With its self-evolution mechanism powered by Skill and three-layer memory architecture, Nous Research’s Hermes Agent has gained 47,000 GitHub stars in just two months, pushing the Agent framework from one-off scripts toward a new stage of self-managed AI operating systems.

Hermes Agent Is Not Just Another Agent Framework—It Wants to Be Your AI Operating System

Over the past two months, Nous Research’s Hermes Agent has gained 47,000 GitHub stars and topped the GitHub Trending chart. Someone in the community summed it up with one line—“it’s like raising your own operating system.”

That description isn’t exaggerated.

In the past year, agent frameworks have sprung up everywhere—from LangChain to AutoGPT to OpenClaw—each tackling the same problem: “how to make large models use tools.” But Hermes Agent is different.
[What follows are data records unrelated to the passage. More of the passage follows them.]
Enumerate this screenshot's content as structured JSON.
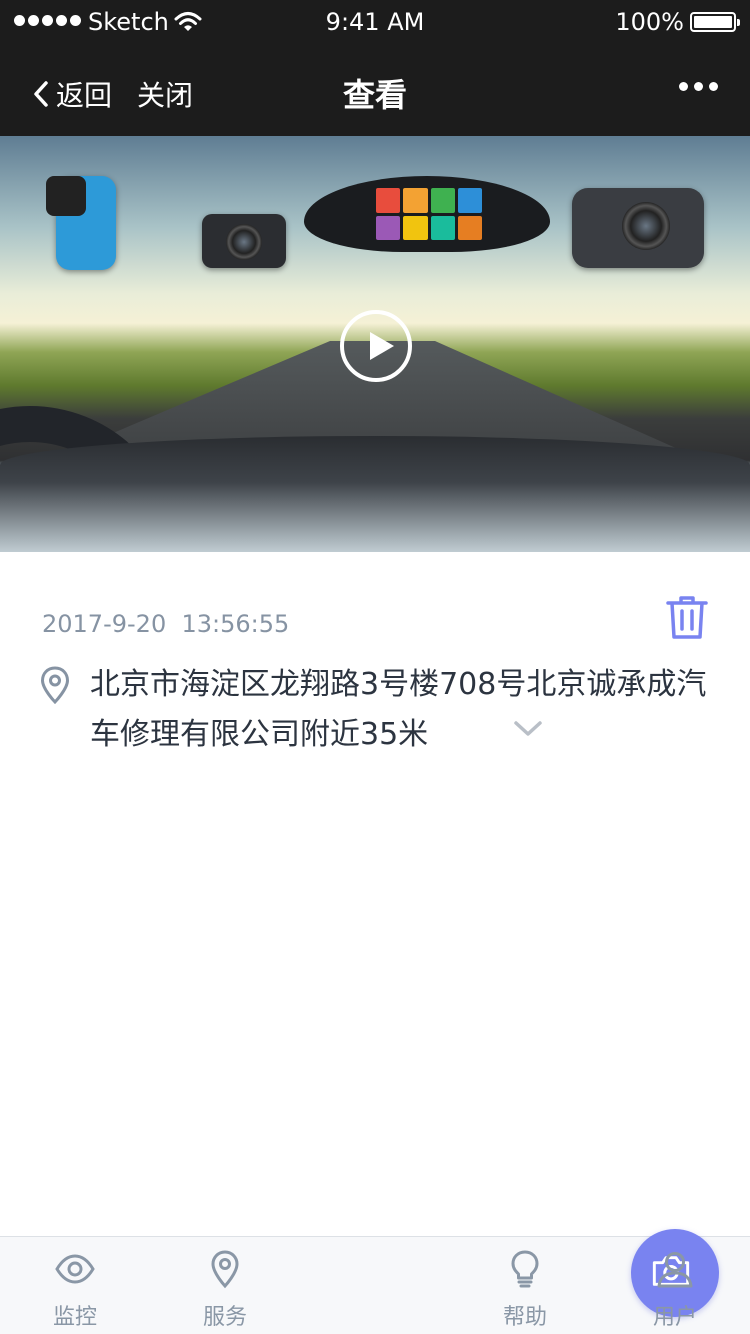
{
  "status_bar": {
    "carrier": "Sketch",
    "time": "9:41 AM",
    "battery": "100%"
  },
  "nav": {
    "back_label": "返回",
    "close_label": "关闭",
    "title": "查看"
  },
  "record": {
    "datetime": "2017-9-20  13:56:55",
    "address": "北京市海淀区龙翔路3号楼708号北京诚承成汽车修理有限公司附近35米"
  },
  "tabbar": {
    "items": [
      {
        "label": "监控",
        "icon": "eye-icon"
      },
      {
        "label": "服务",
        "icon": "location-pin-icon"
      },
      {
        "label": "",
        "icon": "camera-icon"
      },
      {
        "label": "帮助",
        "icon": "lightbulb-icon"
      },
      {
        "label": "用户",
        "icon": "user-icon"
      }
    ]
  },
  "colors": {
    "nav_bg": "#1c1c1c",
    "accent": "#7983f0",
    "muted_text": "#8693a3",
    "tab_icon": "#8a97a6"
  }
}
It doesn’t settle for being a temp worker that forgets everything once a task is done; it aims to become a permanently running system that gets smarter and evolves with use.

That means the competition among agent frameworks is shifting—from “who has the richer toolchain” to “who can achieve true system-level self-management.”
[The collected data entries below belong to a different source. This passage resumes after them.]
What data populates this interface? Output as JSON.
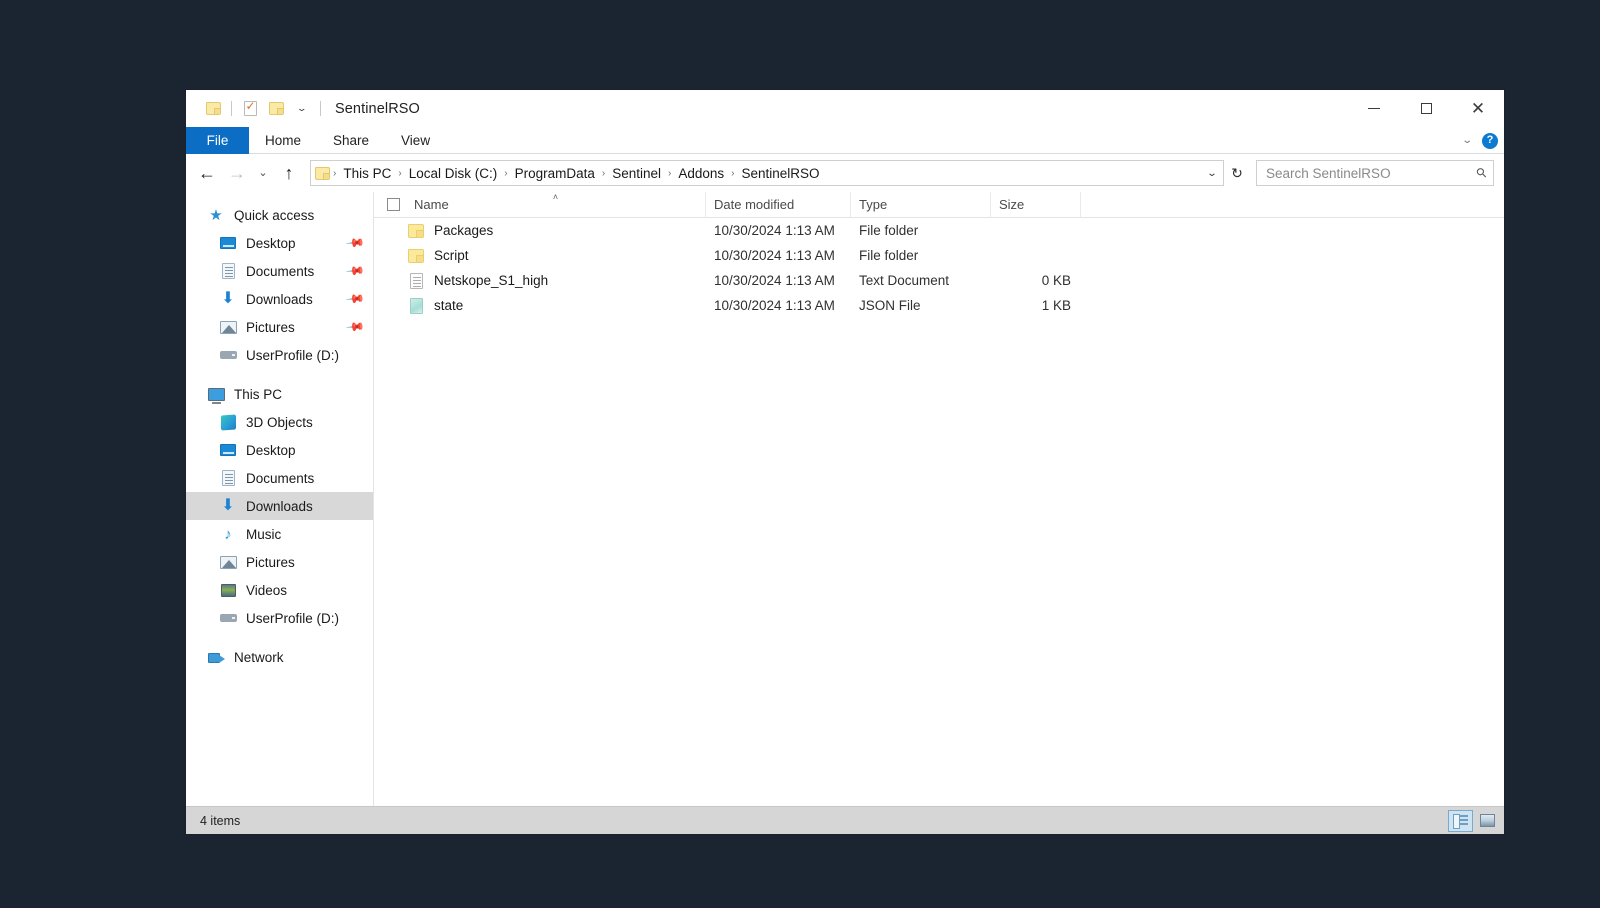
{
  "window": {
    "title": "SentinelRSO",
    "quick_access_toolbar": [
      {
        "name": "properties-folder-icon",
        "icon": "folder-icon"
      },
      {
        "name": "properties-icon",
        "icon": "properties-checkbox-icon"
      },
      {
        "name": "new-folder-icon",
        "icon": "folder-icon"
      },
      {
        "name": "customize-qat-dropdown",
        "icon": "chevron-down-icon"
      }
    ],
    "controls": {
      "minimize": "minimize-icon",
      "maximize": "maximize-icon",
      "close": "close-icon"
    }
  },
  "ribbon": {
    "tabs": [
      {
        "label": "File",
        "active": true
      },
      {
        "label": "Home",
        "active": false
      },
      {
        "label": "Share",
        "active": false
      },
      {
        "label": "View",
        "active": false
      }
    ],
    "expand_icon": "chevron-down-icon",
    "help_label": "?"
  },
  "addressbar": {
    "back_icon": "arrow-left-icon",
    "forward_icon": "arrow-right-icon",
    "recent_icon": "chevron-down-icon",
    "up_icon": "arrow-up-icon",
    "folder_icon": "folder-icon",
    "breadcrumbs": [
      "This PC",
      "Local Disk (C:)",
      "ProgramData",
      "Sentinel",
      "Addons",
      "SentinelRSO"
    ],
    "separator": "›",
    "dropdown_icon": "chevron-down-icon",
    "refresh_icon": "refresh-icon"
  },
  "search": {
    "placeholder": "Search SentinelRSO",
    "value": "",
    "icon": "search-icon"
  },
  "sidebar": {
    "groups": [
      {
        "header": {
          "label": "Quick access",
          "icon": "star-icon"
        },
        "items": [
          {
            "label": "Desktop",
            "icon": "monitor-icon",
            "pinned": true
          },
          {
            "label": "Documents",
            "icon": "document-icon",
            "pinned": true
          },
          {
            "label": "Downloads",
            "icon": "download-arrow-icon",
            "pinned": true
          },
          {
            "label": "Pictures",
            "icon": "picture-icon",
            "pinned": true
          },
          {
            "label": "UserProfile (D:)",
            "icon": "drive-icon",
            "pinned": false
          }
        ]
      },
      {
        "header": {
          "label": "This PC",
          "icon": "this-pc-icon"
        },
        "items": [
          {
            "label": "3D Objects",
            "icon": "3d-objects-icon",
            "pinned": false
          },
          {
            "label": "Desktop",
            "icon": "monitor-icon",
            "pinned": false
          },
          {
            "label": "Documents",
            "icon": "document-icon",
            "pinned": false
          },
          {
            "label": "Downloads",
            "icon": "download-arrow-icon",
            "pinned": false,
            "selected": true
          },
          {
            "label": "Music",
            "icon": "music-note-icon",
            "pinned": false
          },
          {
            "label": "Pictures",
            "icon": "picture-icon",
            "pinned": false
          },
          {
            "label": "Videos",
            "icon": "video-icon",
            "pinned": false
          },
          {
            "label": "UserProfile (D:)",
            "icon": "drive-icon",
            "pinned": false
          }
        ]
      },
      {
        "header": {
          "label": "Network",
          "icon": "network-icon"
        },
        "items": []
      }
    ]
  },
  "filelist": {
    "columns": [
      {
        "key": "name",
        "label": "Name",
        "sorted": "asc"
      },
      {
        "key": "date",
        "label": "Date modified"
      },
      {
        "key": "type",
        "label": "Type"
      },
      {
        "key": "size",
        "label": "Size"
      }
    ],
    "sort_caret": "˄",
    "rows": [
      {
        "name": "Packages",
        "date": "10/30/2024 1:13 AM",
        "type": "File folder",
        "size": "",
        "icon": "folder-icon"
      },
      {
        "name": "Script",
        "date": "10/30/2024 1:13 AM",
        "type": "File folder",
        "size": "",
        "icon": "folder-icon"
      },
      {
        "name": "Netskope_S1_high",
        "date": "10/30/2024 1:13 AM",
        "type": "Text Document",
        "size": "0 KB",
        "icon": "text-document-icon"
      },
      {
        "name": "state",
        "date": "10/30/2024 1:13 AM",
        "type": "JSON File",
        "size": "1 KB",
        "icon": "json-file-icon"
      }
    ]
  },
  "statusbar": {
    "item_count": "4 items",
    "views": [
      {
        "name": "details-view",
        "active": true
      },
      {
        "name": "large-icons-view",
        "active": false
      }
    ]
  },
  "colors": {
    "desktop_background": "#1b2532",
    "accent_tab": "#0b6ec4",
    "selection": "#d8d8d8",
    "hover": "#e9f2fb",
    "statusbar": "#d6d6d6"
  }
}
Core Selling Point First: Skill Self-Evolution Loop

Most agent frameworks follow the same workflow: receive command → break down tasks → call tools → return result. When the same task appears again, they start from zero and remember nothing.

Hermes Agent adds a key component—experience accumulation.
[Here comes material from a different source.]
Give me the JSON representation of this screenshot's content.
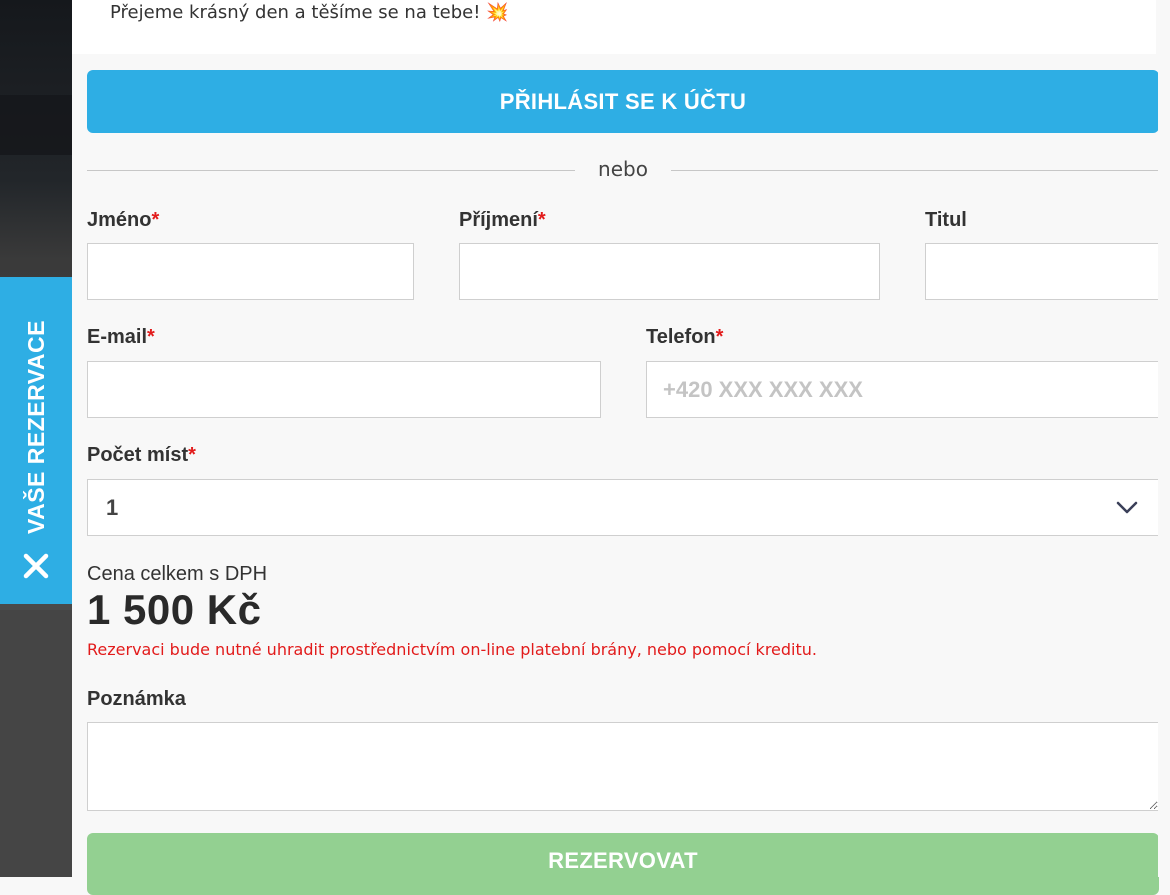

When you ask it to handle a complex task, such as “deploy a PostgreSQL cluster with Docker, configure master-slave replication and automatic backup,” it doesn’t just finish and leave. After the mission ends, Hermes automatically generates a structured Skill document (SKILL.md) containing the task objectives, chosen toolchain, pitfalls encountered, final solution, and verification steps.

Next time you face a similar task, it simply loads that Skill and skips the trial-and-error stage.

Even better, if it discovers a more optimal solution during execution—for example, a lighter Docker image or a cleaner docker-compose configuration—Hermes updates the Skill document proactively, keeping the version history. This forms a complete closed loop:

Create Skill → Use Skill → Find Gaps → Update Skill → Use Again

In plain language: the first time it’s a newbie; the second time it’s proficient; the third time it might know the task better than you.

Hermes Agent Skill self-evolution loop diagram, showing the complete cycle from task execution to Skill generation, loading, and updating

In practical tests, developers used Hermes for AI news crawling. The first time, it scraped data clumsily and generated an initial Skill. The second time, it loaded that Skill but noticed that some websites changed their structures, so it automatically adjusted its logic and updated the Skill. By the third round, the entire process ran smoothly.

It’s not magic—essentially, it structures and stores the agent’s trajectory, then retrieves and reuses it for future tasks. But Hermes makes this a first-class citizen of the framework, sparing developers from assembling it themselves.


Three-Layer Memory Model: From "Goldfish Memory" to "Veteran Employee"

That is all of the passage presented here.